Leading by design, rather than resigning to the default

So, what are the opportunities for alcohol companies to navigate the COVID-19 crisis as an opportunity to lead their customers towards healthier and more responsible behaviours?
We know that crises are moments in history when new behaviours manifest themselves and take shape in the society. Some of these behaviours will fade away, but some others will remain and shape the normality that will follow the crisis. Taking an active role in the definition of the ‘new-norm’ can be a great opportunity for companies to influence behaviours and steer society towards more positive outcomes. If properly handled, the current situation could be turned into a win-win scenario for both consumers, companies, and governments that eventually have to carry the burden of resolving all the issues related to alcohol misuse.

The context of consumer experiences, and untapped opportunity

In his 2001 book, "The Tipping Point", Malcolm Gladwell talks about the concept of “the power of context”. According to this principle, behaviours are sensitive to the conditions and the time and places in which they occur. The context for alcohol consumption that COVID-19 has opened up is completely new and in continuous evolution. The social dimension of drinking as we knew it has been challenged by the enforcement of lockdown and social distancing norms are likely to last even when bars and pubs are allowed to open to the public again. In this unprecedented scenario, new opportunities are emerging for design to improve the experience while encouraging a more responsible and safer consumption.

Focusing the attention on the larger/holistic experience rather than the product itself, allows companies to find new opportunities for innovation, and eventually revenue, without having to push for volumes.

Some of the experiential dimension that could be explored could be:

1. “Tasting experiences”
It slows the experience (especially when drinks are paired with food) and allows to shift the attention on quality (higher spending per ml) rather than quantity (cheaper drinks, lower spending per ml)

2. “New social experiences”
Designing experiences that shift the attention to the social opportunity enabled by the drink, rather than the drink itself (promoting binge drinking).

3. “New purchase experiences:”Experiences that leverage new channels (e.g. DTC, home delivery) that introduce positive friction to help consumers controlling their alcohol intake.
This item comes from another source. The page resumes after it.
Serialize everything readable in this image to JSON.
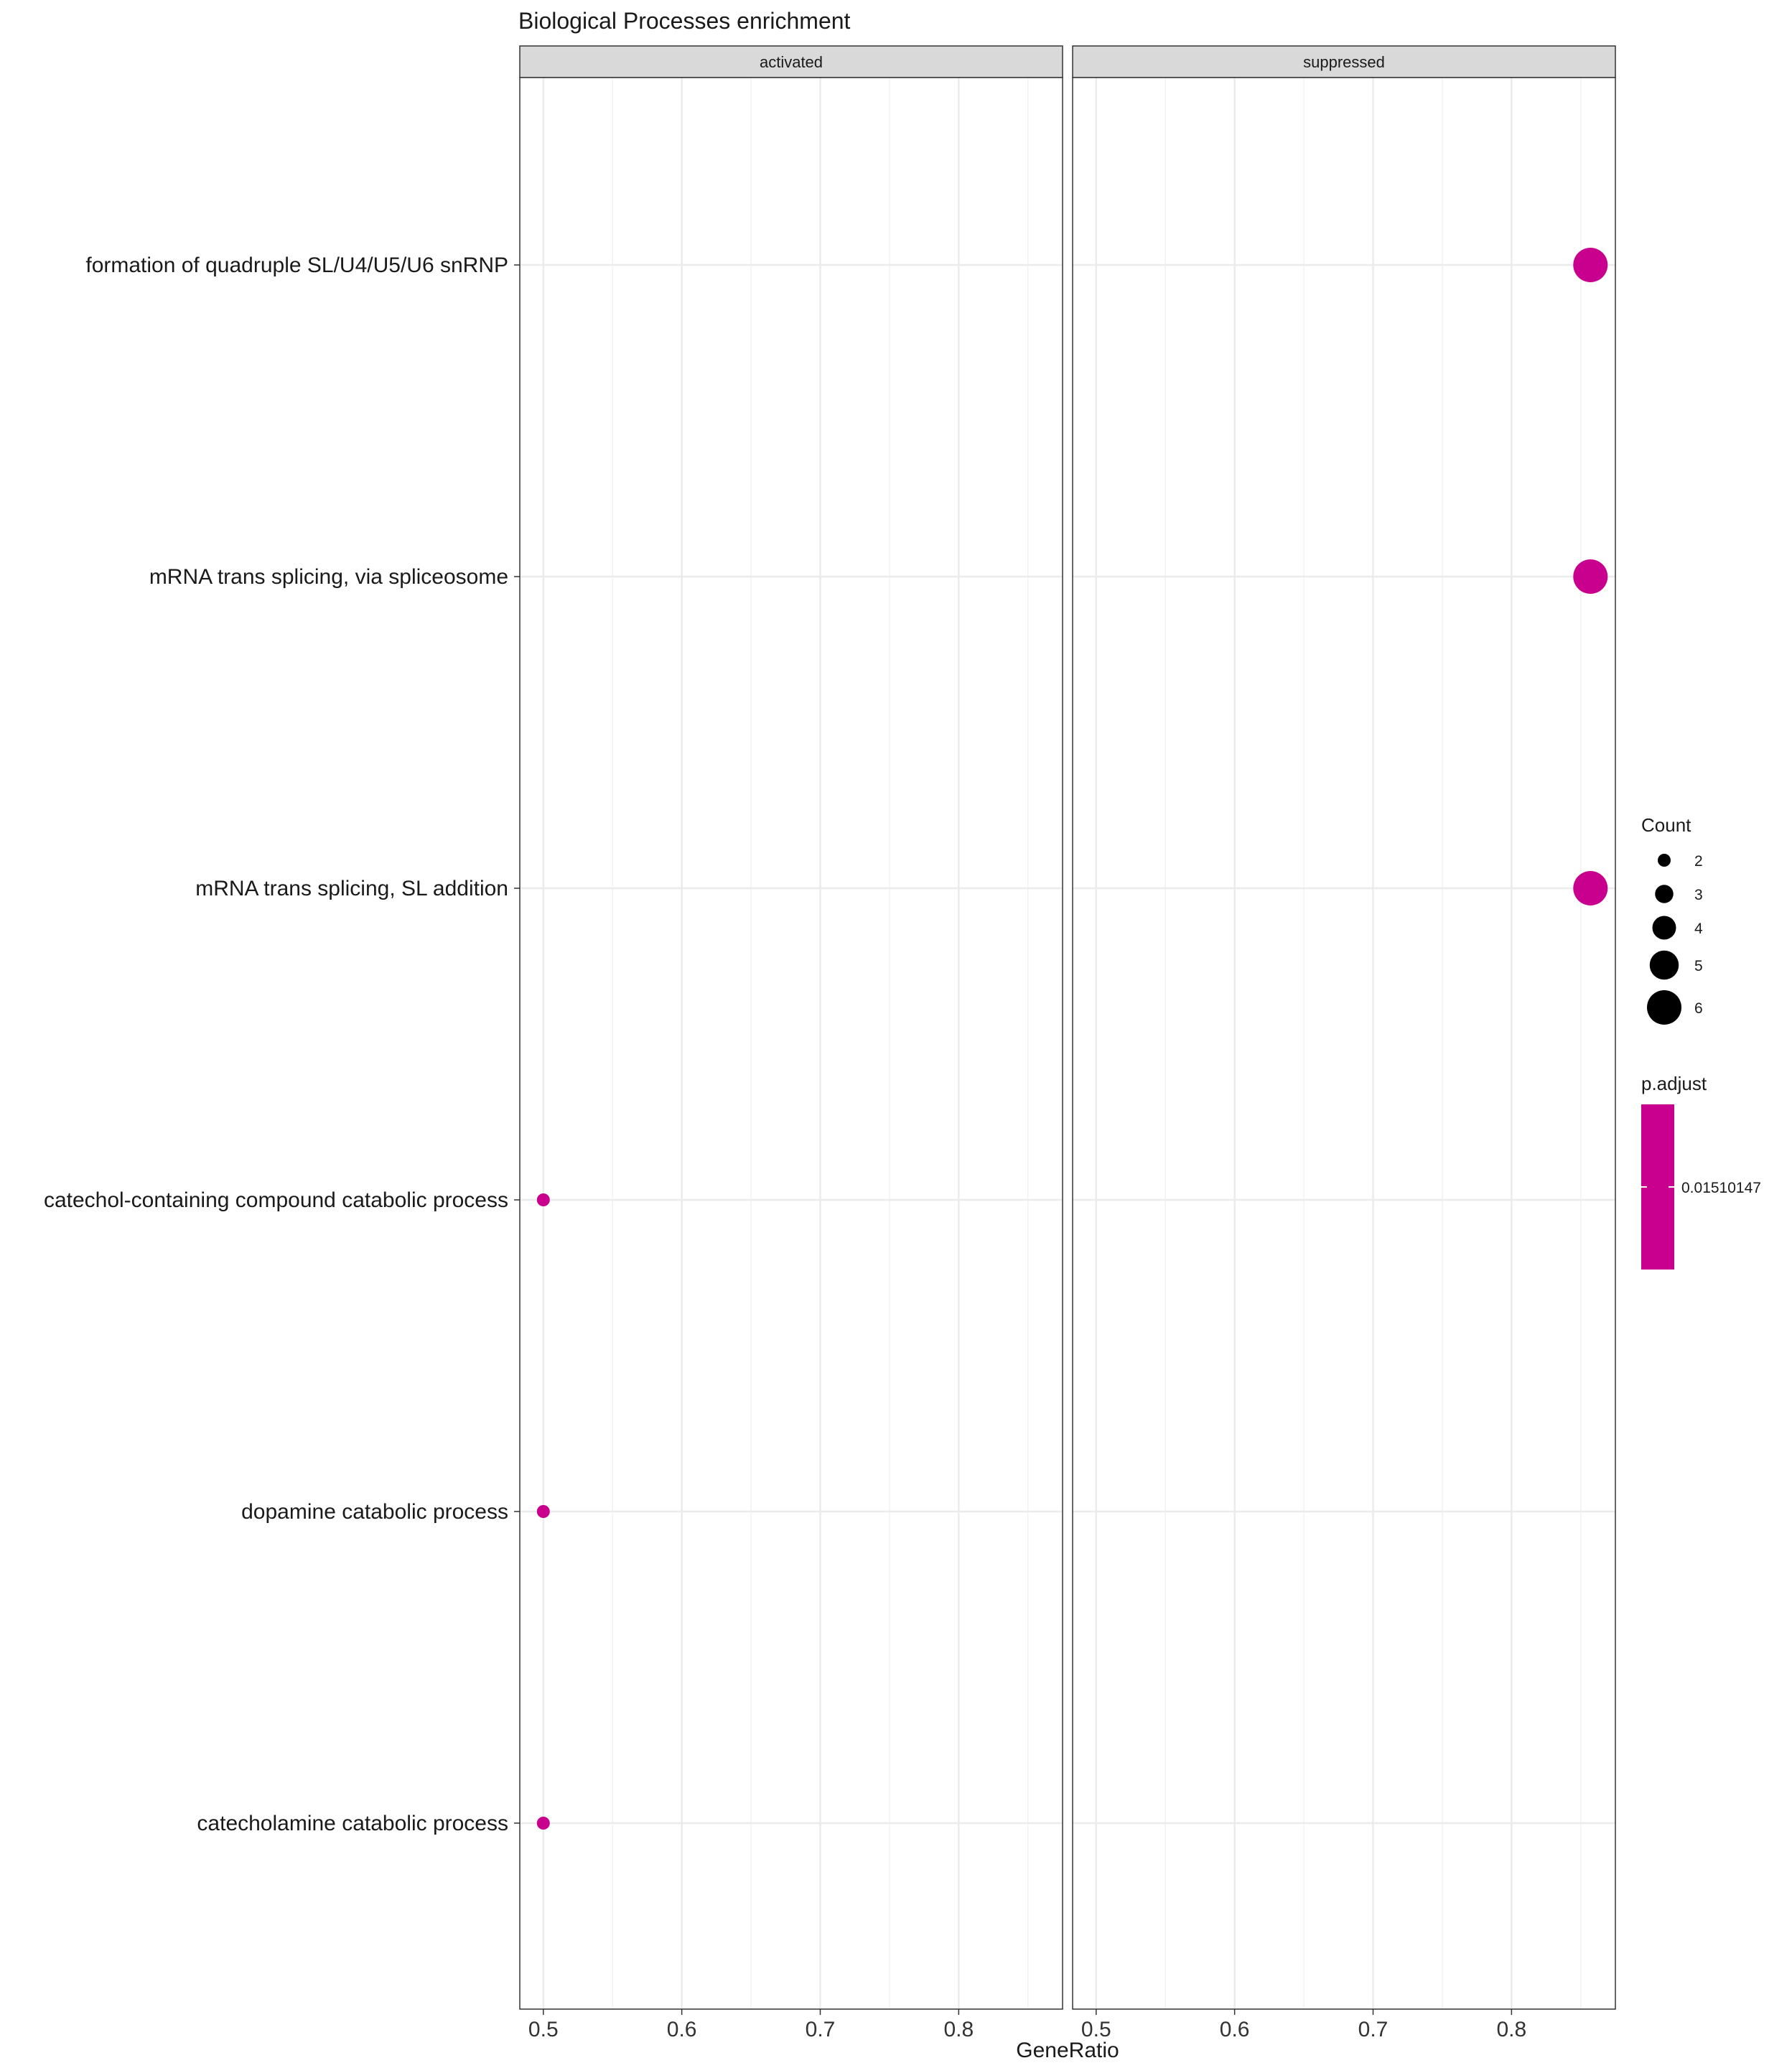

This is the case of Beavertown, having quickly shifted their business online and to a direct to consumer model (source >)

4. “New product/consumption experiences”
Product experiences that are designed to discourage alone/binge drinking for example through packaging.

5. “Awareness experiences”
Experiences that use leverage on the attention on science facts and data grown throughout the COVID-19 crisis, to raise awareness of consumer rather than leveraging on their instincts and aspirations (e.g. old fashion advertisements that show drinking as an aspirational figure – wine and some craft beers are often doing a better job at that).

While some of the efforts of alcohol companies to have a positive impact throughout the crisis are to be praised (such as the production of hand sanitizer), working to focus on disruptive solutions that innovate their core offer and go beyond the horizon of the crisis can be an opportunity for companies to have a more effective and lasting impact.